Obwohl Emily Jenkins auf den ersten Blick keine körperlichen Anzeichen für eine Misshandlung an Lillith erkennen kann, wirkt das Kind verängstigt und die Eltern (Callum Keith Rennie; Harpers Island, Californication / Kerry O'Malley; The Happening, Rounders) scheinen sich merkwürdig zu verhalten. Als die Sozialarbeiterin die Familie nochmal aufs Jugendamt bestellt, vertraut ihr Lillith heimlich an, dass ihre Eltern sie umbringen wollen. Als Emily dann noch Mitten in der Nacht einen panischen Anruf von Lillith bekommt, dringt sie gemeinsam mit dem befreundeten Detective Mike Barron (Ian McShane; Pirates of the Carribean - Fremde Gezeiten, Sie waren Helden), in das Haus der Familie ein, wo sie die Zehnjährige gerade noch aus dem Backofen retten kann, in dem ihre Eltern sie töten wollten. Kurzerhand nimmt Emily Lillith bei sich zu Hause auf, bis geeignete Pflegeeltern gefunden sind. Doch irgendetwas scheint mit dem Mädchen nicht zu stimmen...

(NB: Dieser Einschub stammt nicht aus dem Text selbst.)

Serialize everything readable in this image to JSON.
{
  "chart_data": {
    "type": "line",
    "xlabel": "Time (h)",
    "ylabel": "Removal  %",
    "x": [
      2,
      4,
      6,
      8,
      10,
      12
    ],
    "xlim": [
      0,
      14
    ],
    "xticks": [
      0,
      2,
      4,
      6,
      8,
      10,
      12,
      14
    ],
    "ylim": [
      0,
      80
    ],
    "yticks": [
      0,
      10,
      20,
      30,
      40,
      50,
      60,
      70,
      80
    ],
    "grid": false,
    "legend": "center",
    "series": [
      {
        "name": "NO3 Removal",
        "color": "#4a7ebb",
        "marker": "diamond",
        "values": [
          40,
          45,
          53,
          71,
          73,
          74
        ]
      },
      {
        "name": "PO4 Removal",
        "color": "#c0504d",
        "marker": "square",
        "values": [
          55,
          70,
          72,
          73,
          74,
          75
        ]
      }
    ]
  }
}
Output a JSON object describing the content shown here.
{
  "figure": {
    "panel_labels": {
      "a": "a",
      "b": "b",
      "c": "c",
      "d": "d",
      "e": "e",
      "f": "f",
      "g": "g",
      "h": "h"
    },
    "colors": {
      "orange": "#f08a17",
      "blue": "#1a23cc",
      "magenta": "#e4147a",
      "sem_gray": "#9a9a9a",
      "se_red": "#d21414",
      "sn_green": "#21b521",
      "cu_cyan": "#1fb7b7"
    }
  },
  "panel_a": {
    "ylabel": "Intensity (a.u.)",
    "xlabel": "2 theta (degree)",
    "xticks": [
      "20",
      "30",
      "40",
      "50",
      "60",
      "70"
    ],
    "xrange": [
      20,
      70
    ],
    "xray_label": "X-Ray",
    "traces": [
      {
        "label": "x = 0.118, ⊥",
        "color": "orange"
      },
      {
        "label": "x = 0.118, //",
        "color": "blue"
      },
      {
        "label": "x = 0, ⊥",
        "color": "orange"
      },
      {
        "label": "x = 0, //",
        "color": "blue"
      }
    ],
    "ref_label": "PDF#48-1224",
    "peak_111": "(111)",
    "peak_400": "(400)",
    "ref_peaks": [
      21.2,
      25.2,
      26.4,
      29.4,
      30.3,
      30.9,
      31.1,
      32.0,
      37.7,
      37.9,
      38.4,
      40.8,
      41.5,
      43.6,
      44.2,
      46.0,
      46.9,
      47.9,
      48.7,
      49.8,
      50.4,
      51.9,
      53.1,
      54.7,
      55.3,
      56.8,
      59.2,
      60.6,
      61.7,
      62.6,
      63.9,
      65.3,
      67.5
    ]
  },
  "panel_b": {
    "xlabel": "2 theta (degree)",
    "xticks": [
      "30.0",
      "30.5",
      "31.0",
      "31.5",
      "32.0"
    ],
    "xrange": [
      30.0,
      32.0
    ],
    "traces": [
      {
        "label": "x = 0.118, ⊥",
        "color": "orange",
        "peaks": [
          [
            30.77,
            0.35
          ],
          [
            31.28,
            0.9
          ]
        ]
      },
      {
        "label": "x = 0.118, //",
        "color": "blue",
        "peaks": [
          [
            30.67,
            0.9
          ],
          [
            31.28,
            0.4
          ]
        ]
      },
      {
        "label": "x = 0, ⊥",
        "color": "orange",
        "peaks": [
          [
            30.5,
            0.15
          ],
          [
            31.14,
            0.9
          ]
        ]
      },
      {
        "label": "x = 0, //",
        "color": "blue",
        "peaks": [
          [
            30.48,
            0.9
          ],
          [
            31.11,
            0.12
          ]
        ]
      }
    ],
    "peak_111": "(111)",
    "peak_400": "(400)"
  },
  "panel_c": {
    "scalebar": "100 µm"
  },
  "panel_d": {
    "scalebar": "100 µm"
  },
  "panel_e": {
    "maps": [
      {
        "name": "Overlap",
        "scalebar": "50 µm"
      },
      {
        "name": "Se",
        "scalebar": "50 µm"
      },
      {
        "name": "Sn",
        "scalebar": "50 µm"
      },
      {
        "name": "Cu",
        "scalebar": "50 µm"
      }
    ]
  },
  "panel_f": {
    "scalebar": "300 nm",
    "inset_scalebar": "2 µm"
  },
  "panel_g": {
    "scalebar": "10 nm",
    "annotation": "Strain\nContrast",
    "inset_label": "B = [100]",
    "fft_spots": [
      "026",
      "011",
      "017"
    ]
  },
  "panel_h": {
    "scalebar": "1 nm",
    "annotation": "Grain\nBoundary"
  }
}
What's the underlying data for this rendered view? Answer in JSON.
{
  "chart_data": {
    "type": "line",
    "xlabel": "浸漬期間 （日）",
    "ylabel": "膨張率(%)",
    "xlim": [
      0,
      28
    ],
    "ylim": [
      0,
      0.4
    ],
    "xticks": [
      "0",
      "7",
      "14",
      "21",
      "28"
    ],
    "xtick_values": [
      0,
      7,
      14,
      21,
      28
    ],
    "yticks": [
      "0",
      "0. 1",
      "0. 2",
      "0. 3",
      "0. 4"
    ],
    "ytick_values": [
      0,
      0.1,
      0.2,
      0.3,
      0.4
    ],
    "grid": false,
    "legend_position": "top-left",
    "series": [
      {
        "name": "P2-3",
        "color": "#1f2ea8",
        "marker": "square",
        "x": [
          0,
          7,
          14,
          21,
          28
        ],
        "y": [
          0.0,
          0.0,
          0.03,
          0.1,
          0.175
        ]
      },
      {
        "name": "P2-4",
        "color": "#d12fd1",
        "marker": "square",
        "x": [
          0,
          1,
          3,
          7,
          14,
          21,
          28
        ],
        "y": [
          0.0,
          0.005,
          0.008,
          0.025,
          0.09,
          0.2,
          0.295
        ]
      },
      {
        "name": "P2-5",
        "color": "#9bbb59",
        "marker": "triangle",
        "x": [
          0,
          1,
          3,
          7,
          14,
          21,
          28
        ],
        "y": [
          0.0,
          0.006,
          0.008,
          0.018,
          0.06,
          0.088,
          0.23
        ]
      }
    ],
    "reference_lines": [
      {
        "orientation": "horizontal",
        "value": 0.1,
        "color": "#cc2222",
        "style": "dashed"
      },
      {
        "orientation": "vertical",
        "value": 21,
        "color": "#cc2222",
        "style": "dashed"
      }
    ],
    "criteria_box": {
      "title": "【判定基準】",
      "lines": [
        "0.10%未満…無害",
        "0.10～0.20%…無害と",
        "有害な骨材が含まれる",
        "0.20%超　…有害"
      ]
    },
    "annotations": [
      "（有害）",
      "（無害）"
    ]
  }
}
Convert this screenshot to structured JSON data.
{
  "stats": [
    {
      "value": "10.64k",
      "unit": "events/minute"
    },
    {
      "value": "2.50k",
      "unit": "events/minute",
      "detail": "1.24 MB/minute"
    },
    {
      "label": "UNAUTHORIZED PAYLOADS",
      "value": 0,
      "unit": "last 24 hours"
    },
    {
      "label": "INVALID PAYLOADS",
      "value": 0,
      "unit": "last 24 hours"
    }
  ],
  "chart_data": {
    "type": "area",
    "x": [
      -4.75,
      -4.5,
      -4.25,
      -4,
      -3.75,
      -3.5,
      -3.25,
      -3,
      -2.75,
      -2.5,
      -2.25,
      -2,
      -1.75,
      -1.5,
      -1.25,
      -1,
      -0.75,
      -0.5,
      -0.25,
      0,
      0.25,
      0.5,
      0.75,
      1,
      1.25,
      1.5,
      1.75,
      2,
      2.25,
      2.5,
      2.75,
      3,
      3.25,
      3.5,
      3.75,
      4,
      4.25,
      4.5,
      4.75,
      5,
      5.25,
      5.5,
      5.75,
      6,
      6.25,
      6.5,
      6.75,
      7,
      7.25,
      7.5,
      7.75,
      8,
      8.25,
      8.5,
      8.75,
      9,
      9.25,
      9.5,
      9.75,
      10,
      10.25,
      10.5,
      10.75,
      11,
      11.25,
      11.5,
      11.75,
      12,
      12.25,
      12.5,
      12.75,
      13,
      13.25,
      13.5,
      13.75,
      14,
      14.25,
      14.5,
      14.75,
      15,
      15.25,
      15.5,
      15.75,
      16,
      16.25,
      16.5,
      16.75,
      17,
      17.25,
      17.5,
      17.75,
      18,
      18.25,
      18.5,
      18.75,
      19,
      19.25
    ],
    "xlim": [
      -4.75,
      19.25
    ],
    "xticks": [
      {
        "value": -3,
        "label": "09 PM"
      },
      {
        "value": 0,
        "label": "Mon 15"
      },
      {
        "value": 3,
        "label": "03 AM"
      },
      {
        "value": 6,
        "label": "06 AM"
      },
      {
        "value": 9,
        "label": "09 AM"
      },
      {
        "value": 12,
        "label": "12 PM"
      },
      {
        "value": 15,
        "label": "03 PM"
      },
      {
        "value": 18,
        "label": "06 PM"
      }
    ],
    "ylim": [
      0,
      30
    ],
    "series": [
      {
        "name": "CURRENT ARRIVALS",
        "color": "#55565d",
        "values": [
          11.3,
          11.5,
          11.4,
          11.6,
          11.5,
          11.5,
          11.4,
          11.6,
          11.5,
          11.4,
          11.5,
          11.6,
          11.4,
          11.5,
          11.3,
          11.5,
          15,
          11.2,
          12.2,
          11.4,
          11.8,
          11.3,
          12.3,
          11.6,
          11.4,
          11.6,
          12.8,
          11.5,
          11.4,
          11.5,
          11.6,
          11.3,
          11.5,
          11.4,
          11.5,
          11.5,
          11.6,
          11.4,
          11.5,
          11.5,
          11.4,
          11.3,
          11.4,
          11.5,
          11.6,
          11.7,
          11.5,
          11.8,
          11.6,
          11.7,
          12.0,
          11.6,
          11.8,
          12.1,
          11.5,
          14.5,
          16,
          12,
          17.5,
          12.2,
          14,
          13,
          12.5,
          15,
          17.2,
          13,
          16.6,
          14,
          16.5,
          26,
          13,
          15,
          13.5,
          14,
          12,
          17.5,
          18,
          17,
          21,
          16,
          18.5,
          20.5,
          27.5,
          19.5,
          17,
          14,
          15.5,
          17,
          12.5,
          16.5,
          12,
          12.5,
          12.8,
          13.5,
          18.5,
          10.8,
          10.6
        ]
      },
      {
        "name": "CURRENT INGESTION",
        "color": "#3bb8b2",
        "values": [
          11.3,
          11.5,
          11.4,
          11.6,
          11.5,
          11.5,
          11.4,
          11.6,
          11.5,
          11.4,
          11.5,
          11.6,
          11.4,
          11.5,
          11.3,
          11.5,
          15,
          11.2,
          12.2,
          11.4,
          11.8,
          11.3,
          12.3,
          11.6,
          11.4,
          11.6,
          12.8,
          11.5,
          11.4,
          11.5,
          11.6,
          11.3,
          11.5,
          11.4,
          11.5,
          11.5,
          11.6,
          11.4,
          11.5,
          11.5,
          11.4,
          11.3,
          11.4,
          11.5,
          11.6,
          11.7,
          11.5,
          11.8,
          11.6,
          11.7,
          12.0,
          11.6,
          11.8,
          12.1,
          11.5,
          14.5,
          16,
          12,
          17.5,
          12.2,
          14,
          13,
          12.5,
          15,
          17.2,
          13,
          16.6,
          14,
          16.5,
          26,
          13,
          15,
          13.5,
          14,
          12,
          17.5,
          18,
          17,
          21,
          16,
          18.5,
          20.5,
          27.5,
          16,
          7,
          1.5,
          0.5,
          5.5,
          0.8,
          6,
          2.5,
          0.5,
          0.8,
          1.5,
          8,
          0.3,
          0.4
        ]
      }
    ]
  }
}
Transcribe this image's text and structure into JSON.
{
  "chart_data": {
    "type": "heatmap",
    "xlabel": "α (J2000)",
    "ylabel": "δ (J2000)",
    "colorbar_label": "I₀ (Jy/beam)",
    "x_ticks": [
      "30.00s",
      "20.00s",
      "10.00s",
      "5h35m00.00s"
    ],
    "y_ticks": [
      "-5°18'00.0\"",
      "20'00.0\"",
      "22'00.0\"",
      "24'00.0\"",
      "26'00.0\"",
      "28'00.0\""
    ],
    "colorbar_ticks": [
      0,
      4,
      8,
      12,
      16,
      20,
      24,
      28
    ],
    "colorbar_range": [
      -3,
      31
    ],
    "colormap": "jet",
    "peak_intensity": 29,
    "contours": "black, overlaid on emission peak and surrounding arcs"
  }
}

Rechte: Paramount Pictures

Fall 39 ist ein amerikanisch-kanadischer Horror-Thriller aus dem Jahr 2009 von Regisseur Christian Alvart (Antikörper, Pandorum), der gebürtiger Hesse ist. In den Hauptrollen spielen Renée Zellweger (Down with Love - Zum Teufel mit der Liebe, Große Haie - Kleine Fische) und Jodelle Ferland (Der Glücksbringer, Silent Hill). Beide zeigen eine exzellente schauspielerische Leistung und sind in den Rollen der Sozialarbeiterin Emily Jenkins und der zehnjährigen Lillith Sullivan äußerst glaubwürdig.

Spannender Einstieg

Um Lillith rankt sich ein Mysterium, was Fall 39 für einen Film seines Genres vor allem im ersten Drittel recht spannend macht. Anders als andere Horrorfilme beginnt Fall 39 eher wie ein Sozialdrama und verweist auf das heikle Thema des Kindesmissbrauchs. Doch auch für eingefleischte Horror-Fans ist genug Stoff geboten, um sich 105 Minuten gut unterhalten zu lassen.